At this, I laugh, some of the tension dissolving. “Hardly.”
“I can see how that would be the case.” He steps toward me now, opening his mouth just enough I see his tongue work across his lips as he hooks two fingers in a belt loop of my jeans, tugging my compliant body toward him. “Me pretending to be sexy can be pretty intimidating.”
“Ah.” I shove my hands in the back pockets of my jeans to keep from climbing him like a sin-stepped ladder in the church parking lot. “You see right through me.”
“But I’m here now, Scotty, and I can assure you there’s nothing to be nervous about.
” He’s smiling fully, and its impact on my insides is stupid.
Tugging my belt loops again, my hips bump into his.
“And I think you’ve been waiting for the perfect moment of you standing outside an LL meeting—which, I can’t wait to hear the story behind—to ask me. ”

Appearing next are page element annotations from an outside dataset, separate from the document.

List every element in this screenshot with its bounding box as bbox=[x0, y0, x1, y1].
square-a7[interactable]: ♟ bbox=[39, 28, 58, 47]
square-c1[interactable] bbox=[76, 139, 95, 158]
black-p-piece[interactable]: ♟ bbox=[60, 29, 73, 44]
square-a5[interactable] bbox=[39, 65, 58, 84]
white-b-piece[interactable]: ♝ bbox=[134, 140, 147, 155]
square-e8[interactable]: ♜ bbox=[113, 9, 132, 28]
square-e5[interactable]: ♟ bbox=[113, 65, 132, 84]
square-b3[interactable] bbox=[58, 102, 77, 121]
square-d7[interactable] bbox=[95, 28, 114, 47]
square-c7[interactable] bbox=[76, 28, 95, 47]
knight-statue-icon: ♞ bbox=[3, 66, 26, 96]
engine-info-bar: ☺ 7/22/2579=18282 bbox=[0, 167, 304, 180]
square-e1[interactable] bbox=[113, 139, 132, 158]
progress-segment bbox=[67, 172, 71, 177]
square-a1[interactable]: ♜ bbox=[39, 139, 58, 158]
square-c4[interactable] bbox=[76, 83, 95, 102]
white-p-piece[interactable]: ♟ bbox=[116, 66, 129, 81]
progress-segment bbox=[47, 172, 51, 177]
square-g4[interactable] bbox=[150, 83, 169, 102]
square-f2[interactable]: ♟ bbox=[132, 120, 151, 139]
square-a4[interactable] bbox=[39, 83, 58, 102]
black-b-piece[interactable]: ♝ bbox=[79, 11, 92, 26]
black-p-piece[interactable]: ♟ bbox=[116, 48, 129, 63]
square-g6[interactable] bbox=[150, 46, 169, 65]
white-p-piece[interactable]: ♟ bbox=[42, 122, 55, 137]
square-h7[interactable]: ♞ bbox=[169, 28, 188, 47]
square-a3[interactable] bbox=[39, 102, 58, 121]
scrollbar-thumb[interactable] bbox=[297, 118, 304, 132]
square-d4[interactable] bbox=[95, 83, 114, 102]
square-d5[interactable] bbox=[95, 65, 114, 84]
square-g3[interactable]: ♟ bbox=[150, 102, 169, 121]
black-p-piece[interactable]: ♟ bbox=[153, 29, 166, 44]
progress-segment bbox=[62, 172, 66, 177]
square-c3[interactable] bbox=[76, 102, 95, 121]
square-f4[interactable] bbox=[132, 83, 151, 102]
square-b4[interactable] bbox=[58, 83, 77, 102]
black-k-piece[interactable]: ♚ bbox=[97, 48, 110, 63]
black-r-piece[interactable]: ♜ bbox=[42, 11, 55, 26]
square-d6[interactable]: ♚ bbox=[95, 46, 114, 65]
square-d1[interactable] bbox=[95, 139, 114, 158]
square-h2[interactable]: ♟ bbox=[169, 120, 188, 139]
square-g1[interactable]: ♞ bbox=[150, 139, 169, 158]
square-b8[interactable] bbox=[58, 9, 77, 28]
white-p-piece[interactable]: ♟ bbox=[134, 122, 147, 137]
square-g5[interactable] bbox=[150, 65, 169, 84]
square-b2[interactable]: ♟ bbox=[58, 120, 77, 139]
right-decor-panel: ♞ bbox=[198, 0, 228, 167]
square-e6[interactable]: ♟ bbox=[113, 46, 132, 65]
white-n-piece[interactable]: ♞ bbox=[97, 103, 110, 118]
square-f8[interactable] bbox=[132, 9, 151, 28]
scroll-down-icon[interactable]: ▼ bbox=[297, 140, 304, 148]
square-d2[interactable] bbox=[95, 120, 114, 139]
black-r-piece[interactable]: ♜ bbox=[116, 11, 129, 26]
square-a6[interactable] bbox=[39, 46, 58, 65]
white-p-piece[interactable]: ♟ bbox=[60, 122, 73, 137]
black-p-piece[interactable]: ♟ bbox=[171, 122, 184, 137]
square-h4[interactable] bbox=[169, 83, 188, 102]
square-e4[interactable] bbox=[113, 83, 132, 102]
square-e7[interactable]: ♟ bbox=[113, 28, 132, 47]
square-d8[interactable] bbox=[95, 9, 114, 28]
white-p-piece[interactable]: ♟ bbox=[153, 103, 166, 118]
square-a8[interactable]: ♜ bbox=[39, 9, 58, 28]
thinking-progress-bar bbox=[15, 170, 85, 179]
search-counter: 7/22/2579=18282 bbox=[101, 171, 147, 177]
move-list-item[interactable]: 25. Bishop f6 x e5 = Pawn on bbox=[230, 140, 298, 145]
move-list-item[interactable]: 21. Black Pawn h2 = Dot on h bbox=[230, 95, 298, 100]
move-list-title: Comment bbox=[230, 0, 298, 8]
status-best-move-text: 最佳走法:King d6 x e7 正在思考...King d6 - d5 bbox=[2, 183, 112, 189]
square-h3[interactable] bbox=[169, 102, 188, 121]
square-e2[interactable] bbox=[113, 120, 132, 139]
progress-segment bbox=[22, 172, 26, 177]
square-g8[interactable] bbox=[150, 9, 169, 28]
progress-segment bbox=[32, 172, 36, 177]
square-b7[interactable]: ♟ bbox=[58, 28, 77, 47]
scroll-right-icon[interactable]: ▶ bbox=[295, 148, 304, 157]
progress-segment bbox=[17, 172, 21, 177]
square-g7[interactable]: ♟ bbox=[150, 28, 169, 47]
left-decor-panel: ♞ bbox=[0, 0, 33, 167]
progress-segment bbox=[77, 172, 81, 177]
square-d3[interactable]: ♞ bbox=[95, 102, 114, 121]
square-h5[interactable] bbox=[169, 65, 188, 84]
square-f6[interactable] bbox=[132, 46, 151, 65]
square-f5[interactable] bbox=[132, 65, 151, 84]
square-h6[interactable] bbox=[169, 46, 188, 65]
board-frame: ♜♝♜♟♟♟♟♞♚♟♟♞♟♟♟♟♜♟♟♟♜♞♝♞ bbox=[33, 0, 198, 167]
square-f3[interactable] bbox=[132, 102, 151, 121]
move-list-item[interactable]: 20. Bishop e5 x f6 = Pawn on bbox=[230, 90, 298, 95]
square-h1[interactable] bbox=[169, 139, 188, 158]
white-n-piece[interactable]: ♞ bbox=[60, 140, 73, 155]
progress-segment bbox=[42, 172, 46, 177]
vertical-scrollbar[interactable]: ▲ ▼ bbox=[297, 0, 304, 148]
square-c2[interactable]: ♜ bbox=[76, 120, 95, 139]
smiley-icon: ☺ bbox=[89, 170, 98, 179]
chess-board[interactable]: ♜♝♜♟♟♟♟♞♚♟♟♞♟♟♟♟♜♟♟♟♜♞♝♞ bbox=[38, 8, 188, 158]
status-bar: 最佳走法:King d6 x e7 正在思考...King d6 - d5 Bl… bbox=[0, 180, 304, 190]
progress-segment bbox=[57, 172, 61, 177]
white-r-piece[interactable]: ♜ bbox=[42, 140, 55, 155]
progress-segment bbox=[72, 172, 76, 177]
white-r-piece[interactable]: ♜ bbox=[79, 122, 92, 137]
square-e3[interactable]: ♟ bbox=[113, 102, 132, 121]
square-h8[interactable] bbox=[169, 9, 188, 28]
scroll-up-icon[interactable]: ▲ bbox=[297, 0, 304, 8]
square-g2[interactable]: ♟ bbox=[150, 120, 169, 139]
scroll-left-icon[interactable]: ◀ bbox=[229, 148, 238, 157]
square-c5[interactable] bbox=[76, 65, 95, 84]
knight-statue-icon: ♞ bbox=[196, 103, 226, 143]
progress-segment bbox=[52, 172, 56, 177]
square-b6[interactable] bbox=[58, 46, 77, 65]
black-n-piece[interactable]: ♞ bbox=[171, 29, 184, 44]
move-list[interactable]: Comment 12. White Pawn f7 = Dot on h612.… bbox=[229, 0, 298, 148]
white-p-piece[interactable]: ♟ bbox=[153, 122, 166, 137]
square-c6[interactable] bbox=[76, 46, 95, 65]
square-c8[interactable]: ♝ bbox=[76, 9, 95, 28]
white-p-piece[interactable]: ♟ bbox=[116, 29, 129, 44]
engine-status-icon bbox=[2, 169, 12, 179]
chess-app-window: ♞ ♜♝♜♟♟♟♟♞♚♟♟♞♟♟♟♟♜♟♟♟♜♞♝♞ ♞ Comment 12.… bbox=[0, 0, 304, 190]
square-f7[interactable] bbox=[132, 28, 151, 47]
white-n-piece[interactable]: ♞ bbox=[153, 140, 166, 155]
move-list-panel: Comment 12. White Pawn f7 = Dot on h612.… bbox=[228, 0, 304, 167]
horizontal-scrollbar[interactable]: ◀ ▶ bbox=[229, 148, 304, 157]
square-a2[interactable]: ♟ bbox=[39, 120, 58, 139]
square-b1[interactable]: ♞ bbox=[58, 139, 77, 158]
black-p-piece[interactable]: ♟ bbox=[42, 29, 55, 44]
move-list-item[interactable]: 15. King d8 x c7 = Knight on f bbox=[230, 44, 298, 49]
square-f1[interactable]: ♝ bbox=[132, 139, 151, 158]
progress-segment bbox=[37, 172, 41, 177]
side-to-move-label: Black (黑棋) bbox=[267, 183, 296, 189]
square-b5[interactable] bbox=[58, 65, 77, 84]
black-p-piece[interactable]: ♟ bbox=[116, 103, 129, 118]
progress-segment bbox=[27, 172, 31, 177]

“Really?” Why am I playing along? “And what would you say, should you find me standing outside an LL meeting, and I said I wanted such a thing as a date with you?”
“I’d say—” He leans in close to me, his lips grazing my ear when he speaks, sending a shiver down my spine, “Let me pick you up Friday.”
Maybe it’s what Mel just said, but I don’t hesitate: “Okay. ”
“See,” he says, grinning as he releases his hands from my jeans and takes a step backward, my body noticing the space the second he pulls away. “Wasn’t that easy?”